Quote from: evan_au on 27/11/2020 21:35:33
- Another (unpopular) part of the
solution is exposing consumers to the true cost of electricity, which varies over time...

That was all the rage in the Fifties and Sixties. Engineering principles favoured nuclear and very large coal-fired power stations for maximum efficiency, but neither like to be shut down, so you could get electric storage heaters that charged up on  "economy seven" power from 10 pm to 5 am. 

More recently as an  "intermittent heavy industrial" user I had to pay a premium rate for electricity used at peak demand times. This was a worry to the accountants as our biggest  MRI installation could burn 300 kW in the summer but fortunately there was so much demand for the service that we kept the clinic open 18 hours a day 7/7 to spread the cost of the peak stuff over a wider catchment of patients.

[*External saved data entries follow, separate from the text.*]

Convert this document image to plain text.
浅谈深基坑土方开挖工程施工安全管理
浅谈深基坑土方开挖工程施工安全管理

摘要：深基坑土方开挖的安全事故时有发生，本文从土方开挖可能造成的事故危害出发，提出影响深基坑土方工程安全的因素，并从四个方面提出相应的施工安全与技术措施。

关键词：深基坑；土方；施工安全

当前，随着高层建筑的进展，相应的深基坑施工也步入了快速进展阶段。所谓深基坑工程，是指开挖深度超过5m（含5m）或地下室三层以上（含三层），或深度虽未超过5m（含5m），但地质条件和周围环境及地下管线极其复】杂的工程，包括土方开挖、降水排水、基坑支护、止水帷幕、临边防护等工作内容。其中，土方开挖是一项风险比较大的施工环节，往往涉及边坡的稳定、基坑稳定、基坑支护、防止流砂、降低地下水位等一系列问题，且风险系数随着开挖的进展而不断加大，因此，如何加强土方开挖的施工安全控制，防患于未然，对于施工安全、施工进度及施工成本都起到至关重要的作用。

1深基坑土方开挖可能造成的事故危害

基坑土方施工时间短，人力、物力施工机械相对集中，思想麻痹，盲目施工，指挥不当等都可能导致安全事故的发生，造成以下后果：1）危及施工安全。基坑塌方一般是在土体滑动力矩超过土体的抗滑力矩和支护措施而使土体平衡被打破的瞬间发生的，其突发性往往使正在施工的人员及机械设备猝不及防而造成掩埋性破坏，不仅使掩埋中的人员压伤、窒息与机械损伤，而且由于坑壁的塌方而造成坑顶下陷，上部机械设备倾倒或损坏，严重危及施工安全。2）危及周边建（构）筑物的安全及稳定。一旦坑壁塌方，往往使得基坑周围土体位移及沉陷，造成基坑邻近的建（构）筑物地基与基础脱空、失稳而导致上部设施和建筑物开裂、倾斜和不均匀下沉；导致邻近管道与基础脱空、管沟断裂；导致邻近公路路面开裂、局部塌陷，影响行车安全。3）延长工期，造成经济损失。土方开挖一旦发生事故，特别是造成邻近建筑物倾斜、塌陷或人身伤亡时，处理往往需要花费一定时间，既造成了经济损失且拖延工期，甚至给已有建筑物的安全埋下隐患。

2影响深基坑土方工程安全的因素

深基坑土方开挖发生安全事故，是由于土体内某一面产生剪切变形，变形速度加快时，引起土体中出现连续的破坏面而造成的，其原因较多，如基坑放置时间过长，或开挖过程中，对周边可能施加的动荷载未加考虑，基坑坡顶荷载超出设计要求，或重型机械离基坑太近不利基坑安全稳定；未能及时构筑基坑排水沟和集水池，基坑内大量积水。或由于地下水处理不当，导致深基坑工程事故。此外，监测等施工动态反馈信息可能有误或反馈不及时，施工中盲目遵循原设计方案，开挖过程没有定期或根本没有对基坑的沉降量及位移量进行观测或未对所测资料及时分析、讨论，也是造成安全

Right now I'm testing solar powered runway lights. Great in summer, but the neighbors object if the airfield is busy after 10 pm pm, and so far useless in winter because 8 hours of weak diffuse daylight won't keep the lights on for more than 2 hours after sunset and there's nothing to be seen before the sun rises anyway at 8 am. So we looked at adding a wind generator.The time you really need the brightest lights is when there's a bit of mist, which of course is when there is no wind. Fortunately it's a somewhat historic airfield, and one of the sheds is reputed to contain swan-neck paraffin flares as used by the Resistance for landing SOE operatives. And there's a 1942 Fairchild Argus in the hangar. If you want to learn WWII covert ops, we have the technology, but if you want to get home after 4 pm, take the train.